4. Empatia: percepire i sentimenti degli altri, essere in grado di adottare la loro prospettiva e coltivare fiducia e sintonia emotiva con un’ampia gamma di persone fra loro diverse. 5. Abilità sociali: gestire bene le emozioni nelle relazioni e saper leggere accuratamente le situazioni sociali; interagire fluidamente con gli altri e usare queste capacità per guidarli, per ricomporre dispute, come pure per cooperare e lavorare in equipe. Questa dimensione risponde ad un modo diverso di comprendere l’intelligenza, che va al di là degli aspetti cognitivi, come la memoria o la capacità di comprendere problemi. Si parla, innanzitutto, della capacità di dirigersi in maniera efficace agli altri esseri umani e a sé stessi, di connettersi con le proprie emozioni, di gestirle, di auto-motivarsi, di frenare gli impulsi, di vincere la frustrazioni.
Goleman spiega che il suo approccio all’intelligenza emotiva prevede quattro dimensioni di base:
• La prima è l’auto-coscienza, e fa riferimento alla nostra capacità di comprendere quello che sentiamo e di restare attaccati ai nostri valori, alla nostra essenza.

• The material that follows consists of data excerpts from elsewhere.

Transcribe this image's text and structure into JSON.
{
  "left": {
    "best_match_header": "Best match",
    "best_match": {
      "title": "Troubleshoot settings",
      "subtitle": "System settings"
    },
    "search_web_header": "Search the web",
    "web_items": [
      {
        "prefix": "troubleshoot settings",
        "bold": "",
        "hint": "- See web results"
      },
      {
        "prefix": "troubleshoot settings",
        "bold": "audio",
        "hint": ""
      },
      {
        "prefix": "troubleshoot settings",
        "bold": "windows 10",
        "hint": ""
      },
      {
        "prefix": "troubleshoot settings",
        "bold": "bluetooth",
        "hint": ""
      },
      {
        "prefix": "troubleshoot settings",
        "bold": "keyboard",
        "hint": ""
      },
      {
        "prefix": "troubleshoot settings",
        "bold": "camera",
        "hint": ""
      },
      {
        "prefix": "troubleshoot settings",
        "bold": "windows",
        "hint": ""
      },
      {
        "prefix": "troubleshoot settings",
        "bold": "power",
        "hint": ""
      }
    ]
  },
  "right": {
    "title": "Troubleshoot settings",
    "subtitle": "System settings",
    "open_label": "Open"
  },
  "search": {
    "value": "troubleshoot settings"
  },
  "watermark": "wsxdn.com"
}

• Il secondo aspetto è quello dell’auto-motivazione e della nostra abilità di orientarci verso le nostre mete, di recuperare i contrattempi, di gestire lo stress.
• La terza ha a che vedere con la coscienza sociale e con l'empatia.
• La quarta dimensione è senz’altro la pietra filosofale dell’intelligenza emotiva: la nostra capacità di relazionarci per comunicare, raggiungere accordi e creare connessioni positive e rispettose con gli altri.
Nelle sue opere l’autore ci spiega che parte di questa capacità risiede nella nostra epigenetica. In altre parole, è possibile attivarla o disattivarla a seconda dell’ambiente emotivo e sociale nel quale si cresce e si viene educati.
Da tutto ciò è facilmente comprensibile come una scuola che si pone l'obiettivo di essere un laboratorio esperienziale per i sui alunni e alunne non può farlo a prescindere dalla cura degli aspetti emotivo-relazionali che li riguardano. Questo significa anche fare prevenzione primaria , andando a sostenere aspetti che rappresentano fattori protettivi per i giovani, in modo da impedire o ridurre l'insorgenza di comportamenti che possono configurare situazioni a rischio.